En una sociedad realmente civilizada, los restaurantes deberían estar dispuestos de tal forma que nadie viera ni oyera a los demás, sino que cada comensal efectuara su ofensivo cometido en la más absoluta privacidad. Estarían, pues, dispuestos a modo de enormes colmenas compuestas de minicomedores individuales, los cuales, exteriormente, en poco se diferenciarían de los cubículos privados que nos son tan familiares para realizar las igualmente necesarias tareas excretoras. En las casas, las mesas de comedor tendrían la forma de una herradura, sentándose todos los comensales en la parte interior, de tal forma que nadie viera a los demás. Se puede objetar que, si bien es cierto que tan ingeniosa disposición evitaría a todos el inmundo espectáculo visual de la deglución ajena, no impediría, sin embargo, que se oyeran los ultrajantes sonidos inherentes a tan vergonzosa labor, pero, al ser todos miembros o amigos de la familia, podría excusárseles tal falta de pudor. 

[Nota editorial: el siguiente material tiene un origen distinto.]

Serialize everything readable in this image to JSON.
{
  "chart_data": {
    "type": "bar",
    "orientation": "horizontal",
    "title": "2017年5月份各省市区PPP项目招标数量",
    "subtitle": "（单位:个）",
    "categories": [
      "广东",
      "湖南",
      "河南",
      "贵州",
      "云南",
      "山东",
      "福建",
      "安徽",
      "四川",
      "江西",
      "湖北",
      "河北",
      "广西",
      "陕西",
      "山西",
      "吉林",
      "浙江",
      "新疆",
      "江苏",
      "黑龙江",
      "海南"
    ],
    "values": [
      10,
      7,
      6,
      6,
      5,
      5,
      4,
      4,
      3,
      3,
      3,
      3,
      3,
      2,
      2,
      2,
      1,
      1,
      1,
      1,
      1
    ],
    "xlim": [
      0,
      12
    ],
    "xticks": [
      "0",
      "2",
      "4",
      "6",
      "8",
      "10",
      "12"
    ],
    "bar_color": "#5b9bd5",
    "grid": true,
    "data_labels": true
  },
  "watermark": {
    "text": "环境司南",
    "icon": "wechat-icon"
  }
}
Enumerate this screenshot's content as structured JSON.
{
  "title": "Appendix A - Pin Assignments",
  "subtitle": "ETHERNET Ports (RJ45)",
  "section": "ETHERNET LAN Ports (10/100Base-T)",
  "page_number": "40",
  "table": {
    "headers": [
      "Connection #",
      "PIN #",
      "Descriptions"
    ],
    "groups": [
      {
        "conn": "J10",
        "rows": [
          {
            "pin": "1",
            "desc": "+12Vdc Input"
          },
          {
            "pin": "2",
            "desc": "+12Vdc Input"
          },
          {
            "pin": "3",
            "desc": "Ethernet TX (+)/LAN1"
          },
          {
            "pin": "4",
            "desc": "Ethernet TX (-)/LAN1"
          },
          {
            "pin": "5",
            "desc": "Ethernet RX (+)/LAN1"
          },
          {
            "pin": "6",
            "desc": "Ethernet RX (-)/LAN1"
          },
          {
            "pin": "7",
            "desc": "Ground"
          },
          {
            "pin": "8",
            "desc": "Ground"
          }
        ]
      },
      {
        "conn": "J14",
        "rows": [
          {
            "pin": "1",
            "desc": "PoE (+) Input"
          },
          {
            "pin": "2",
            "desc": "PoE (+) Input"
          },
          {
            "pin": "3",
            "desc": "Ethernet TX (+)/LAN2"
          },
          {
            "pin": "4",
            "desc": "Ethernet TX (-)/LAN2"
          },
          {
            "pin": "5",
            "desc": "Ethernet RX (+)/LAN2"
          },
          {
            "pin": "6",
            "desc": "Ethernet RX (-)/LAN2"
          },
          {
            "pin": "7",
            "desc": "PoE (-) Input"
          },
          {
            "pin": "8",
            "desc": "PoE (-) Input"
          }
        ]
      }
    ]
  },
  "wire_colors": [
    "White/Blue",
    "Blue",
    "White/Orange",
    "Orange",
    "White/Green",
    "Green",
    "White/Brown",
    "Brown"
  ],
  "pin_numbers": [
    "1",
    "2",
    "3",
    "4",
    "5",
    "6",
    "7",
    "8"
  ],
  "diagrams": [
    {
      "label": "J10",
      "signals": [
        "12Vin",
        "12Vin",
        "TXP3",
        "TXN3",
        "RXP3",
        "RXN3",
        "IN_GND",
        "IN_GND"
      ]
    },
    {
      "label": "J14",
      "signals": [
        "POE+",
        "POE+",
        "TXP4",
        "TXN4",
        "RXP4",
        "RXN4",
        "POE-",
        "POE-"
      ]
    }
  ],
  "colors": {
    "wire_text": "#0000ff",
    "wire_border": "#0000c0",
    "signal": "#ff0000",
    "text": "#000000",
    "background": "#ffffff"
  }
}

De esta forma tan sencilla, podría la raza humana elevarse un peldaño más en la carrera evolutiva y ennoblecer un poco sus hábitos de convivencia. Mire cada uno a su vecino: ¿no sentiría más respeto por él si nunca le hubiera visto en el infecto acto de masticar y tragar? ¿Si nunca hubiera visto su boca ocupada en otro cometido que no fuera el de hablar? Aunque…, bien pensado, incluso el acto de hablar puede resultar bastante fétido y ahuyentador, pero eso escapa ya al objeto de este modesto ensayo sobre la dignificación del acto de comer. Señoras y señores: ¡buen provecho!